Sedettero accanto a lei, l’uno a dritta, l’altro a sinistra, ma in modo da potere ambedue vederla di fronte; ella rimaneva al suo posto, con la spalliera della seggiola addossata al tronco della quercia, appoggiando i piedi ad una seggiola che aveva davanti, su cui aveva posato l’ombrellino.
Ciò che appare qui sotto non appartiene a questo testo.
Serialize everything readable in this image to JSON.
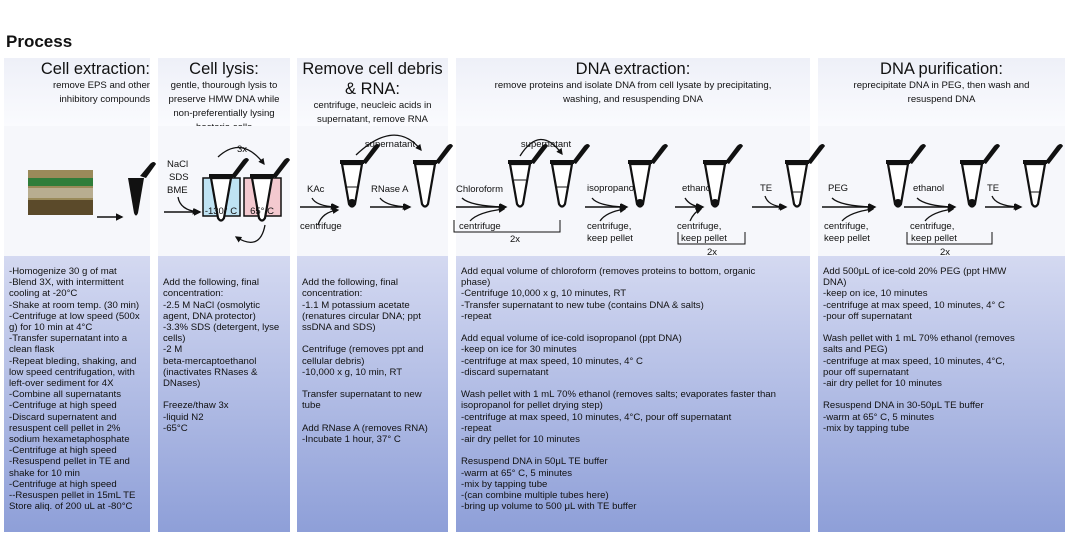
{
  "title": "Process",
  "columns": [
    {
      "title": "Cell extraction:",
      "subtitle": [
        "remove EPS and other",
        "inhibitory compounds"
      ],
      "text": [
        "-Homogenize 30 g of mat",
        "-Blend 3X, with intermittent",
        "  cooling at -20°C",
        "-Shake at room temp. (30 min)",
        "-Centrifuge at low speed (500x",
        "g)  for 10 min at 4°C",
        "-Transfer supernatant into a",
        "  clean flask",
        "-Repeat bleding, shaking, and",
        "  low speed centrifugation, with",
        "  left-over sediment for 4X",
        "-Combine all supernatants",
        "-Centrifuge at high speed",
        "-Discard supernatent and",
        "  resuspent cell pellet in 2%",
        "  sodium hexametaphosphate",
        "-Centrifuge at high speed",
        "-Resuspend pellet in TE and",
        "    shake for 10 min",
        "-Centrifuge at high speed",
        "--Resuspen pellet in 15mL TE",
        "Store aliq. of 200 uL at -80°C"
      ]
    },
    {
      "title": "Cell lysis:",
      "subtitle": [
        "gentle, thourough lysis to",
        "preserve HMW DNA while",
        "non-preferentially lysing",
        "bacteria cells"
      ],
      "text": [
        "",
        "Add the following, final",
        "concentration:",
        "-2.5 M NaCl (osmolytic",
        "agent, DNA protector)",
        "-3.3% SDS (detergent, lyse",
        "cells)",
        "-2 M",
        "beta-mercaptoethanol",
        "(inactivates RNases &",
        "DNases)",
        "",
        "Freeze/thaw 3x",
        "-liquid N2",
        "-65°C"
      ]
    },
    {
      "title": "Remove cell debris",
      "title2": "& RNA:",
      "subtitle": [
        "centrifuge, neucleic acids in",
        "supernatant, remove RNA"
      ],
      "text": [
        "",
        "Add the following, final",
        "concentration:",
        "-1.1 M potassium acetate",
        "(renatures circular DNA; ppt",
        "ssDNA and SDS)",
        "",
        "Centrifuge (removes ppt and",
        "cellular debris)",
        "-10,000 x g, 10 min, RT",
        "",
        "Transfer supernatant to new",
        "tube",
        "",
        "Add RNase A (removes RNA)",
        "-Incubate 1 hour, 37° C"
      ]
    },
    {
      "title": "DNA extraction:",
      "subtitle": [
        "remove proteins and isolate DNA from cell lysate by precipitating,",
        "washing, and resuspending DNA"
      ],
      "text": [
        "Add equal volume of chloroform (removes proteins to bottom, organic",
        "phase)",
        "-Centrifuge 10,000 x g, 10 minutes, RT",
        "-Transfer supernatant to new tube (contains DNA & salts)",
        "-repeat",
        "",
        "Add equal volume of ice-cold isopropanol (ppt DNA)",
        "-keep on ice for 30 minutes",
        "-centrifuge at max speed, 10 minutes, 4° C",
        "-discard supernatant",
        "",
        "Wash pellet with 1 mL 70% ethanol (removes salts; evaporates faster than",
        "isopropanol for pellet drying step)",
        "-centrifuge at max speed, 10 minutes, 4°C, pour off supernatant",
        "-repeat",
        "-air dry pellet for 10 minutes",
        "",
        "Resuspend DNA in 50μL TE buffer",
        "-warm at 65° C, 5 minutes",
        "-mix by tapping tube",
        "-(can combine multiple tubes here)",
        "-bring up volume to 500 μL with TE buffer"
      ]
    },
    {
      "title": "DNA purification:",
      "subtitle": [
        "reprecipitate DNA in PEG, then wash and",
        "resuspend DNA"
      ],
      "text": [
        "Add 500μL of ice-cold 20% PEG (ppt HMW",
        "DNA)",
        "-keep on ice, 10 minutes",
        "-centrifuge at max speed, 10 minutes, 4° C",
        "-pour off supernatant",
        "",
        "Wash pellet with 1 mL 70% ethanol (removes",
        "salts and PEG)",
        "-centrifuge at max speed, 10 minutes, 4°C,",
        "pour off supernatant",
        "-air dry pellet for 10 minutes",
        "",
        "Resuspend DNA in 30-50μL TE buffer",
        "-warm at 65° C, 5 minutes",
        "-mix by tapping tube"
      ]
    }
  ],
  "labels": {
    "nacl": "NaCl",
    "sds": "SDS",
    "bme": "BME",
    "three_x": "3x",
    "cold": "-130° C",
    "hot": "65° C",
    "kac": "KAc",
    "centrifuge": "centrifuge",
    "supernatant": "supernatant",
    "rnase": "RNase A",
    "chloroform": "Chloroform",
    "two_x": "2x",
    "isopropanol": "isopropanol",
    "centrifuge_c": "centrifuge,",
    "keep_pellet": "keep pellet",
    "ethanol": "ethanol",
    "te": "TE",
    "peg": "PEG"
  },
  "colors": {
    "cold_bath": "#bfe3f3",
    "hot_bath": "#f3c9cf",
    "panel_top": "#d4d9f1",
    "panel_bottom": "#8e9fd8"
  }
}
Sotto il diadema del cappello di feltro grigio, scendevano sulla fronte i capelli di un castano-biondo, un po’ ispidi, un po’ arricciati; i grandi occhi neri, dalla incassatura troppo profonda che accresceva la lentezza voluttuosa dello sguardo, erano sottolineati da un semicerchio bruno; tutto il volto di un pallore caldo, uguale, di avorio fiorentino, un volto scarno, dai pomelli salienti; la bocca grande, dalle labbra sottili, troppo vivide, dipinte forse, aveva quel sorriso un po’ stirato, che scopre con un fremito i dentini superiori, che pare voglia mordere; il corpo magro si perdeva nelle pieghe di velluto grigio dell’abito, nel dolman largo e pesante, si abbandonava sulla seggiola di ferro come stanco ed abbattuto. La veletta grigia le scendeva appena sotto gli occhi, come un’ombra lieve e strana. Le mani non si vedevano, nascoste freddolosamente nel manicotto.

— Sangiorgio è rimasto cinque mesi a Parigi — riprese Collemagno per avviare il discorso: — credevamo che non ritornasse più.

— Invece sono ritornato — rispose Marcello, con un sorriso incerto. — Avevo la nostalgia.